Danke danke für eure Tipps!
Also ich will dort in Saint Cast vom Strand und von den Klippen aus Angeln.Ich bin Ende April da denke ich,vllt kann mir einer von ech ja noch ein paar Tips geben?bin da total ahnungslos.


----------



## Sten Hagelvoll (9. Januar 2011)

*AW: Kurze Brandungsrute*

Boardsuche, findest du 'ne Menge. Ich hatte hier mal was dazu geschrieben.

http://www.anglerboard.de/board/showthread.php?t=155907&highlight=Bretagne


----------



## welsman (9. Januar 2011)

*AW: Kurze Brandungsrute*



Sten Hagelvoll schrieb:


> Boardsuche, findest du 'ne Menge. Ich hatte hier mal was dazu geschrieben.
> 
> http://www.anglerboard.de/board/showthread.php?t=155907&highlight=Bretagne



Hab ich bereits die Tage gelesen.Hast du direkt vor den Klippen geangelt oder weit raus geschmissen?und warst du schonmal in Saint Cast angeln,ende April?


----------



## basslawine (21. Januar 2011)

*AW: Kurze Brandungsrute*

Hallo,

hier noch mal ein Rutenvorschlag:

http://www.tacklebargains.co.uk/acatalog/Shakespeare_Salt_Travel_Beach_Rod_-_Save_40_.html

die verschicken auch nach Kontinentaleuropa. Da das Packmaß klein und das transportrohr sehr stabil ist, sollte Verpackung und Versand aber nicht  exorbitant teuer sein.

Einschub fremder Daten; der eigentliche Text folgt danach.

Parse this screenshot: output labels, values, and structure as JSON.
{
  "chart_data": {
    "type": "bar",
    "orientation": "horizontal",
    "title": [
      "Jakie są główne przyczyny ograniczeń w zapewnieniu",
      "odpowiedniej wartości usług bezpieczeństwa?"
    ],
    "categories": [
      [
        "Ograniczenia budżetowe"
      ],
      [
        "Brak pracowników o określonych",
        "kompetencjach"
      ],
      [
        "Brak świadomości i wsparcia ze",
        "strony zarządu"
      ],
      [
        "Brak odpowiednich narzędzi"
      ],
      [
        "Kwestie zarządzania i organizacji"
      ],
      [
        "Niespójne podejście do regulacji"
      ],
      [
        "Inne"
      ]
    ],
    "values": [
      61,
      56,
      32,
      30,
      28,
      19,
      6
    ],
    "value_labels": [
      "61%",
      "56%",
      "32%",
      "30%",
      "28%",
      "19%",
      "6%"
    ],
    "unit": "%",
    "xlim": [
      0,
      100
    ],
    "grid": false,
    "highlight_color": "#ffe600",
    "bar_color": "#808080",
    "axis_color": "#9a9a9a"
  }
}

Ich hab die Rute selber und bin im großen und ganzen sehr zufrieden damit. 
beringung für multi und stationär.
sehr robust, packmaß ca 65cm.

die shimano beastmaster surf stc in 425cm beringt für Stationär besitze ich auch. Die ist zwar schöner, länger und filigraner verarbeitet, kostet aber auch mehr als das Doppelte.

Mit etwas längerem Packmaß gibts dann noch eine Reiserute von Daiwa Wilderness Beach, habe ich aber nie selbst in den Flossen gehalten. Kostet irgendwas zwischen den beiden obengenannten.

Gruß Marco


----------